Книги

Верни мне любовь. Журналистка

22
18
20
22
24
26
28
30

В свой опустевший отдел заходить я бы все равно не стала: в качестве понятых там — об этом мне еще по дороге сказал Гриша — толклись Анечка и вышедший наконец с больничного Рудик, а также, как лицо абсолютно нейтральное и ни в чем не замеченное, секретарь главного редактора — Лиза.

Кабинет аккуратный Потехин запер, но ключ торчал в двери, и мы вошли, после чего я обнаружила, что так здорово, как сотрудники прокуратуры, здесь не наводила порядок даже наша уборщица. Я села за стол, а тетя Валя — в кресло. Мы помолчали. Все бумаги, очевидно тщательно просмотренные следаками, были рассортированы в четыре аккуратные пачечки, ручки, карандаши и фломастеры, вечно валявшиеся по всему столу, ровнехонько торчали в стаканчике… У меня мелькнула мысль, что пыль, возможно, тоже вытерли сотрудники прокуратуры, а вовсе не техничка… Ну и ну!

— Мариночка, — тихо начала тетя Валя, — я хотела тебе сказать, что все, связанное с похоронами, сделано… Милочку нам отдали сегодня утром, она… Мы отвезли ее туда… В морг на Бауманской…

Я почти забыла о предстоящих похоронах, оглушенная лавиной, в которую превращалось следствие, и от ее слов слегка вздрогнула, переспросив:

— Мы?

— Ну да, мы… Я и Рудик… Мальчика мне жаль, он неважно себя чувствует…

— Я думала, Рудик на больничном…

— Он и есть на больничном, но все равно все делал сам, я только помогала, вместе с девочками из компьютерной… Ты очень бледненькая, Мариша! Не переживай, пожалуйста, из-за Калинина, он… Он не слишком умен… Думаю, с Василием и Николаем все будет в порядке, разберутся…

— Вы в курсе, что они отчудили на самом деле?

— Да, мне Оболенский рассказал… Кроме того, сегодня утром, еще до обыска, со мной беседовал Потехин.

— От вас-то ему что надо? — При упоминании о Николае Ильиче я ощутила раздражение и тревогу. — Как он с вами беседовал — официально? Под протокол?

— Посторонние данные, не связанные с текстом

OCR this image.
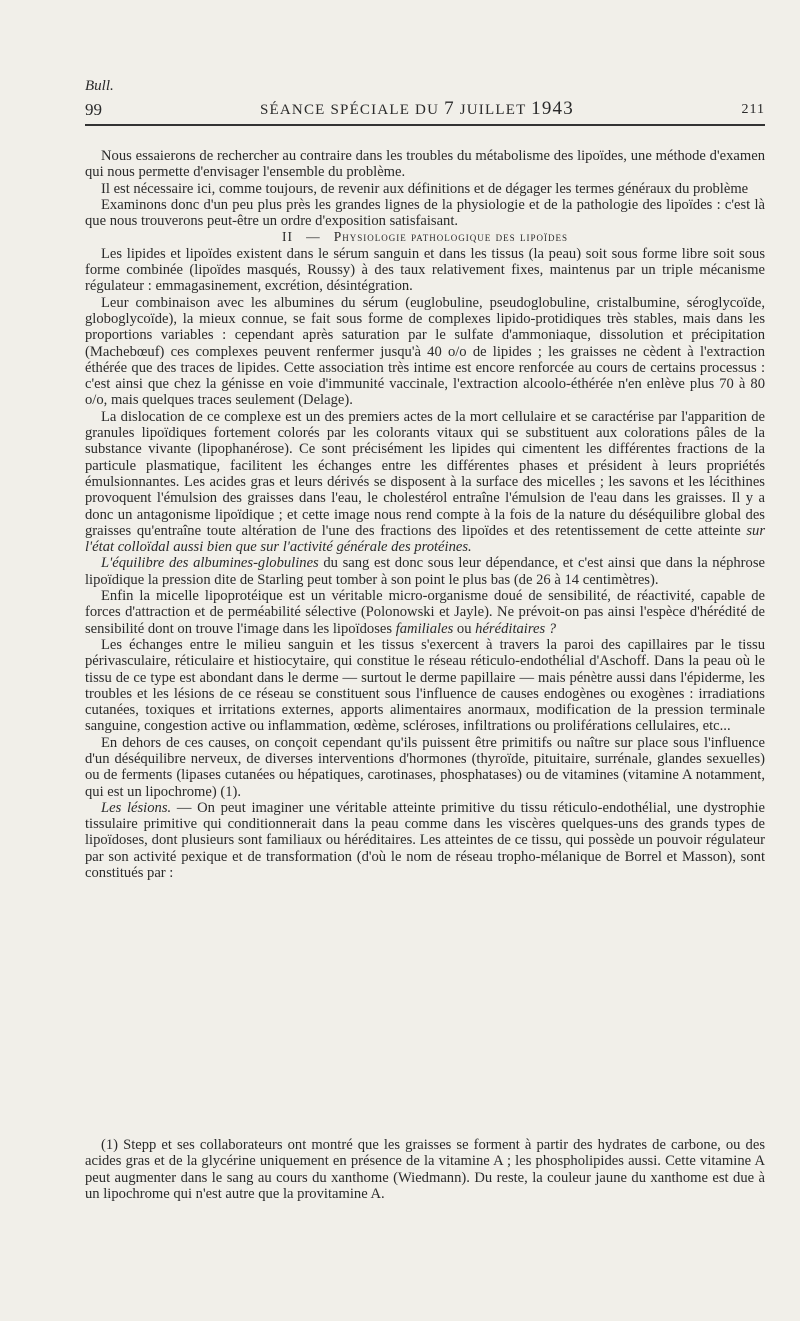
Bull.
99	SÉANCE SPÉCIALE DU 7 JUILLET 1943	211

Nous essaierons de rechercher au contraire dans les troubles du métabolisme des lipoïdes, une méthode d'examen qui nous permette d'envisager l'ensemble du problème.

Il est nécessaire ici, comme toujours, de revenir aux définitions et de dégager les termes généraux du problème

Examinons donc d'un peu plus près les grandes lignes de la physiologie et de la pathologie des lipoïdes : c'est là que nous trouverons peut-être un ordre d'exposition satisfaisant.

II — Physiologie pathologique des lipoïdes

Les lipides et lipoïdes existent dans le sérum sanguin et dans les tissus (la peau) soit sous forme libre soit sous forme combinée (lipoïdes masqués, Roussy) à des taux relativement fixes, maintenus par un triple mécanisme régulateur : emmagasinement, excrétion, désintégration.

Leur combinaison avec les albumines du sérum (euglobuline, pseudoglobuline, cristalbumine, séroglycoïde, globoglycoïde), la mieux connue, se fait sous forme de complexes lipido-protidiques très stables, mais dans les proportions variables : cependant après saturation par le sulfate d'ammoniaque, dissolution et précipitation (Machebœuf) ces complexes peuvent renfermer jusqu'à 40 o/o de lipides ; les graisses ne cèdent à l'extraction éthérée que des traces de lipides. Cette association très intime est encore renforcée au cours de certains processus : c'est ainsi que chez la génisse en voie d'immunité vaccinale, l'extraction alcoolo-éthérée n'en enlève plus 70 à 80 o/o, mais quelques traces seulement (Delage).

La dislocation de ce complexe est un des premiers actes de la mort cellulaire et se caractérise par l'apparition de granules lipoïdiques fortement colorés par les colorants vitaux qui se substituent aux colorations pâles de la substance vivante (lipophanérose). Ce sont précisément les lipides qui cimentent les différentes fractions de la particule plasmatique, facilitent les échanges entre les différentes phases et président à leurs propriétés émulsionnantes. Les acides gras et leurs dérivés se disposent à la surface des micelles ; les savons et les lécithines provoquent l'émulsion des graisses dans l'eau, le cholestérol entraîne l'émulsion de l'eau dans les graisses. Il y a donc un antagonisme lipoïdique ; et cette image nous rend compte à la fois de la nature du déséquilibre global des graisses qu'entraîne toute altération de l'une des fractions des lipoïdes et des retentissement de cette atteinte sur l'état colloïdal aussi bien que sur l'activité générale des protéines.

L'équilibre des albumines-globulines du sang est donc sous leur dépendance, et c'est ainsi que dans la néphrose lipoïdique la pression dite de Starling peut tomber à son point le plus bas (de 26 à 14 centimètres).

Enfin la micelle lipoprotéique est un véritable micro-organisme doué de sensibilité, de réactivité, capable de forces d'attraction et de perméabilité sélective (Polonowski et Jayle). Ne prévoit-on pas ainsi l'espèce d'hérédité de sensibilité dont on trouve l'image dans les lipoïdoses familiales ou héréditaires ?

Les échanges entre le milieu sanguin et les tissus s'exercent à travers la paroi des capillaires par le tissu périvasculaire, réticulaire et histiocytaire, qui constitue le réseau réticulo-endothélial d'Aschoff. Dans la peau où le tissu de ce type est abondant dans le derme — surtout le derme papillaire — mais pénètre aussi dans l'épiderme, les troubles et les lésions de ce réseau se constituent sous l'influence de causes endogènes ou exogènes : irradiations cutanées, toxiques et irritations externes, apports alimentaires anormaux, modification de la pression terminale sanguine, congestion active ou inflammation, œdème, scléroses, infiltrations ou proliférations cellulaires, etc...

En dehors de ces causes, on conçoit cependant qu'ils puissent être primitifs ou naître sur place sous l'influence d'un déséquilibre nerveux, de diverses interventions d'hormones (thyroïde, pituitaire, surrénale, glandes sexuelles) ou de ferments (lipases cutanées ou hépatiques, carotinases, phosphatases) ou de vitamines (vitamine A notamment, qui est un lipochrome) (1).

Les lésions. — On peut imaginer une véritable atteinte primitive du tissu réticulo-endothélial, une dystrophie tissulaire primitive qui conditionnerait dans la peau comme dans les viscères quelques-uns des grands types de lipoïdoses, dont plusieurs sont familiaux ou héréditaires. Les atteintes de ce tissu, qui possède un pouvoir régulateur par son activité pexique et de transformation (d'où le nom de réseau tropho-mélanique de Borrel et Masson), sont constitués par :

(1) Stepp et ses collaborateurs ont montré que les graisses se forment à partir des hydrates de carbone, ou des acides gras et de la glycérine uniquement en présence de la vitamine A ; les phospholipides aussi. Cette vitamine A peut augmenter dans le sang au cours du xanthome (Wiedmann). Du reste, la couleur jaune du xanthome est due à un lipochrome qui n'est autre que la provitamine A.
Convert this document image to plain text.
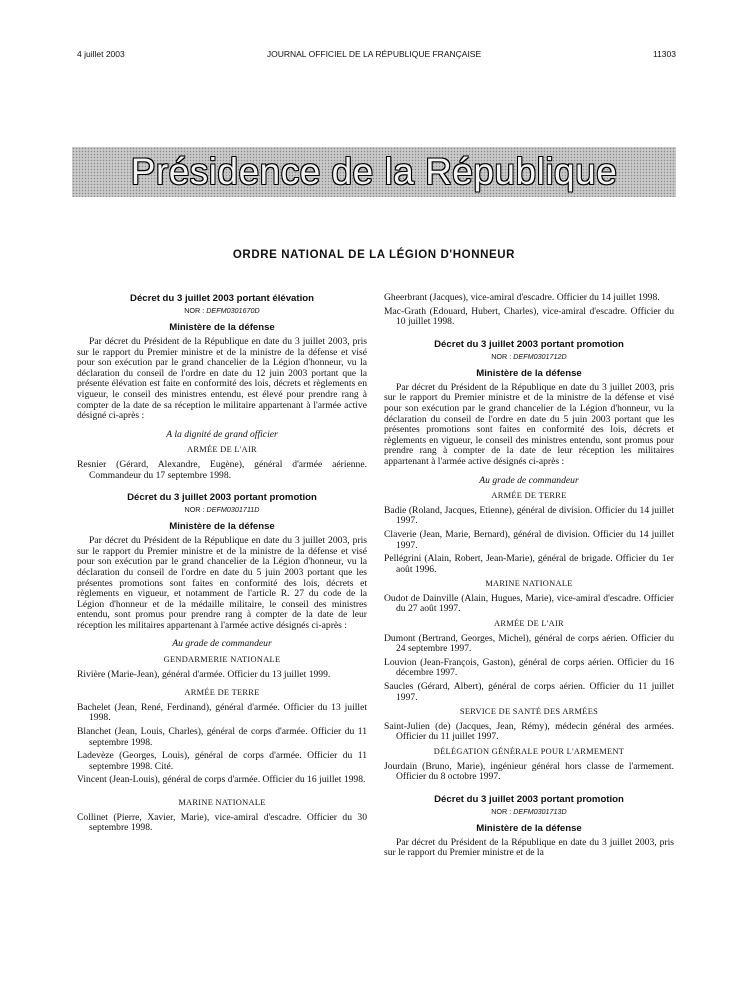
4 juillet 2003	JOURNAL OFFICIEL DE LA RÉPUBLIQUE FRANÇAISE	11303
Présidence de la République
ORDRE NATIONAL DE LA LÉGION D'HONNEUR
Décret du 3 juillet 2003 portant élévation
NOR : DEFM0301670D
Ministère de la défense

Par décret du Président de la République en date du 3 juillet 2003, pris sur le rapport du Premier ministre et de la ministre de la défense et visé pour son exécution par le grand chancelier de la Légion d'honneur, vu la déclaration du conseil de l'ordre en date du 12 juin 2003 portant que la présente élévation est faite en conformité des lois, décrets et règlements en vigueur, le conseil des ministres entendu, est élevé pour prendre rang à compter de la date de sa réception le militaire appartenant à l'armée active désigné ci-après :

A la dignité de grand officier
ARMÉE DE L'AIR

Resnier (Gérard, Alexandre, Eugène), général d'armée aérienne. Commandeur du 17 septembre 1998.

Décret du 3 juillet 2003 portant promotion
NOR : DEFM0301711D
Ministère de la défense

Par décret du Président de la République en date du 3 juillet 2003, pris sur le rapport du Premier ministre et de la ministre de la défense et visé pour son exécution par le grand chancelier de la Légion d'honneur, vu la déclaration du conseil de l'ordre en date du 5 juin 2003 portant que les présentes promotions sont faites en conformité des lois, décrets et règlements en vigueur, et notamment de l'article R. 27 du code de la Légion d'honneur et de la médaille militaire, le conseil des ministres entendu, sont promus pour prendre rang à compter de la date de leur réception les militaires appartenant à l'armée active désignés ci-après :

Au grade de commandeur
GENDARMERIE NATIONALE

Rivière (Marie-Jean), général d'armée. Officier du 13 juillet 1999.

ARMÉE DE TERRE

Bachelet (Jean, René, Ferdinand), général d'armée. Officier du 13 juillet 1998.

Blanchet (Jean, Louis, Charles), général de corps d'armée. Officier du 11 septembre 1998.

Ladevèze (Georges, Louis), général de corps d'armée. Officier du 11 septembre 1998. Cité.

Vincent (Jean-Louis), général de corps d'armée. Officier du 16 juillet 1998.

MARINE NATIONALE

Collinet (Pierre, Xavier, Marie), vice-amiral d'escadre. Officier du 30 septembre 1998.

Gheerbrant (Jacques), vice-amiral d'escadre. Officier du 14 juillet 1998.

Mac-Grath (Edouard, Hubert, Charles), vice-amiral d'escadre. Officier du 10 juillet 1998.

Décret du 3 juillet 2003 portant promotion
NOR : DEFM0301712D
Ministère de la défense

Par décret du Président de la République en date du 3 juillet 2003, pris sur le rapport du Premier ministre et de la ministre de la défense et visé pour son exécution par le grand chancelier de la Légion d'honneur, vu la déclaration du conseil de l'ordre en date du 5 juin 2003 portant que les présentes promotions sont faites en conformité des lois, décrets et règlements en vigueur, le conseil des ministres entendu, sont promus pour prendre rang à compter de la date de leur réception les militaires appartenant à l'armée active désignés ci-après :

Au grade de commandeur
ARMÉE DE TERRE

Badie (Roland, Jacques, Etienne), général de division. Officier du 14 juillet 1997.

Claverie (Jean, Marie, Bernard), général de division. Officier du 14 juillet 1997.

Pellégrini (Alain, Robert, Jean-Marie), général de brigade. Officier du 1er août 1996.

MARINE NATIONALE

Oudot de Dainville (Alain, Hugues, Marie), vice-amiral d'escadre. Officier du 27 août 1997.

ARMÉE DE L'AIR

Dumont (Bertrand, Georges, Michel), général de corps aérien. Officier du 24 septembre 1997.

Louvion (Jean-François, Gaston), général de corps aérien. Officier du 16 décembre 1997.

Saucles (Gérard, Albert), général de corps aérien. Officier du 11 juillet 1997.

SERVICE DE SANTÉ DES ARMÉES

Saint-Julien (de) (Jacques, Jean, Rémy), médecin général des armées. Officier du 11 juillet 1997.

DÉLÉGATION GÉNÉRALE POUR L'ARMEMENT

Jourdain (Bruno, Marie), ingénieur général hors classe de l'armement. Officier du 8 octobre 1997.

Décret du 3 juillet 2003 portant promotion
NOR : DEFM0301713D
Ministère de la défense

Par décret du Président de la République en date du 3 juillet 2003, pris sur le rapport du Premier ministre et de la
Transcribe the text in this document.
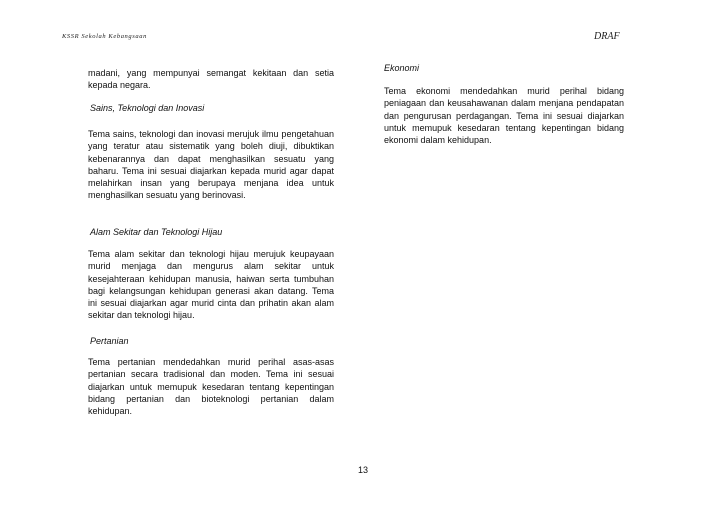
KSSR Sekolah Kebangsaan	DRAF
madani, yang mempunyai semangat kekitaan dan setia kepada negara.
Sains, Teknologi dan Inovasi
Tema sains, teknologi dan inovasi merujuk ilmu pengetahuan yang teratur atau sistematik yang boleh diuji, dibuktikan kebenarannya dan dapat menghasilkan sesuatu yang baharu. Tema ini sesuai diajarkan kepada murid agar dapat melahirkan insan yang berupaya menjana idea untuk menghasilkan sesuatu yang berinovasi.
Alam Sekitar dan Teknologi Hijau
Tema alam sekitar dan teknologi hijau merujuk keupayaan murid menjaga dan mengurus alam sekitar untuk kesejahteraan kehidupan manusia, haiwan serta tumbuhan bagi kelangsungan kehidupan generasi akan datang. Tema ini sesuai diajarkan agar murid cinta dan prihatin akan alam sekitar dan teknologi hijau.
Pertanian
Tema pertanian mendedahkan murid perihal asas-asas pertanian secara tradisional dan moden. Tema ini sesuai diajarkan untuk memupuk kesedaran tentang kepentingan bidang pertanian dan bioteknologi pertanian dalam kehidupan.
Ekonomi
Tema ekonomi mendedahkan murid perihal bidang peniagaan dan keusahawanan dalam menjana pendapatan dan pengurusan perdagangan. Tema ini sesuai diajarkan untuk memupuk kesedaran tentang kepentingan bidang ekonomi dalam kehidupan.
13
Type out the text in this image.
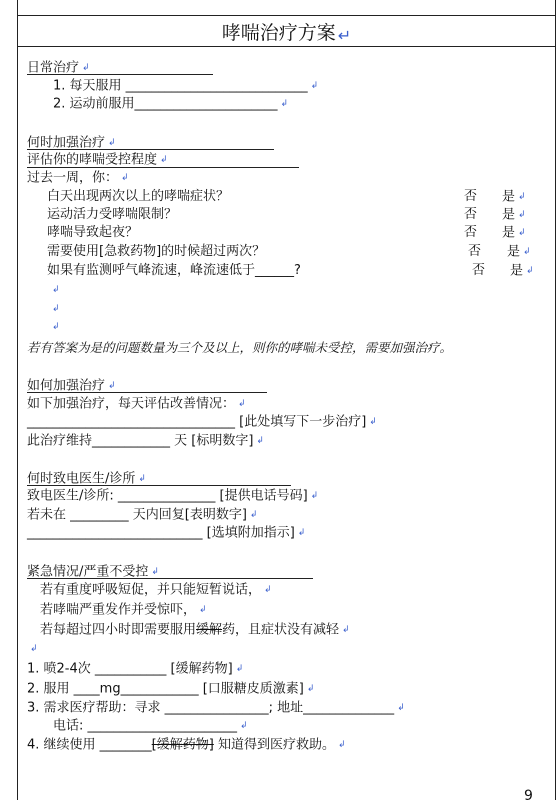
哮喘治疗方案 ↵
日常治疗 ↲
1. 每天服用 ____________________________ ↲
2. 运动前服用______________________ ↲
何时加强治疗 ↲
评估你的哮喘受控程度 ↲
过去一周，你： ↲
白天出现两次以上的哮喘症状？	否 是 ↲
运动活力受哮喘限制？	否 是 ↲
哮喘导致起夜？	否 是 ↲
需要使用[急救药物]的时候超过两次？	否 是 ↲
如果有监测呼气峰流速，峰流速低于______?	否 是 ↲
↲
↲
↲
若有答案为是的问题数量为三个及以上，则你的哮喘未受控，需要加强治疗。
如何加强治疗 ↲
如下加强治疗，每天评估改善情况： ↲
________________________________ [此处填写下一步治疗] ↲
此治疗维持____________ 天 [标明数字] ↲
何时致电医生/诊所 ↲
致电医生/诊所: _______________ [提供电话号码] ↲
若未在 _________ 天内回复[表明数字] ↲
___________________________ [选填附加指示] ↲
紧急情况/严重不受控 ↲
若有重度呼吸短促，并只能短暂说话， ↲
若哮喘严重发作并受惊吓， ↲
若每超过四小时即需要服用缓解药，且症状没有减轻 ↲
↲
1. 喷2-4次 ___________ [缓解药物] ↲
2. 服用 ____mg____________ [口服糖皮质激素] ↲
3. 需求医疗帮助：寻求 ________________; 地址______________ ↲
电话: _______________________ ↲
4. 继续使用 ________[缓解药物] 知道得到医疗救助。 ↲
9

— Ну да… Как это — что? Девочка моя, ты разве не знаешь, насколько мы были близки с Милочкой? Естественно, что я просто должна была участвовать в дознании… Николай Ильич совсем не так плох, как тебе кажется, ему даже присуща гуманность! С учетом моего возраста и… и состояния, он поговорил со мной здесь, а не в прокуратуре… Собственно говоря, Мариночка, я шла к тебе не с этим, хотела узнать, будешь ли ты заказывать Милочке отдельный венок… Если да, то…

— Наверное, да… — Я растерялась и смутилась из-за того, что самой мне в голову эта мысль не пришла. — Сколько нужно дать денег? И кому — вам или Рудику?.. Или…

— Мне. — Она назвала сумму. — И вот еще что… Нужен текст на ленту… Сама напишешь?

— Господи, я не знаю, что писать! — искренне воскликнула я, потому что действительно не представляла слов, которыми надлежало прощаться с Милкой… То есть представляла, но…

Тетя Валя посмотрела на меня так пристально и испытующе, что я невольно начала краснеть. Мне показалось на какое-то мгновение, что Валентина Петровна знает о наших с Людмилой отношениях куда больше, чем я думаю. «Я становлюсь мнительной, — сказала я себе мысленно. — Так и спятить недолго. Обрести какую-нибудь манию преследования…»

— Если ты не против, в таком случае за тебя могу написать я сама, — вздохнула тетя Валя и слабо улыбнулась, одновременно поднимаясь с кресла. Я молча кивнула, и она ушла, на прощание еще раз успокоив меня абсолютно, на мой взгляд, беспочвенным заявлением, что с Васильком и Коленькой все будет хорошо, что «неглупый и несомненно профессиональный Потехин во всем разберется»…

Больше всего на свете мне в тот момент хотелось прикрыть глаза и хоть ненадолго отключиться от реальности. Проклятый похмельный синдром в общем и целом прошел, но состояние сонливости и какой-то просто глобальной усталости осталось. Моим мечтам, однако, не суждено было сбыться. Едва за тетей Валей закрылась дверь, как нагрянул легкий на помине Потехин.

— Доброе утро, Марина Петровна! — возвестил он прямо с порога бодреньким голосом. Я удивилась: неужели все еще утро? И, глянув на настенные электронные часы, украшавшие у нас в конторе все кабинеты, убедилась, что Потехин в данном случае прав: до полудня оставалось целых сорок минут.

— Надеюсь, — продолжал частить следователь, — мы тут у вас ничего существенного не нарушили в процессе досмотра?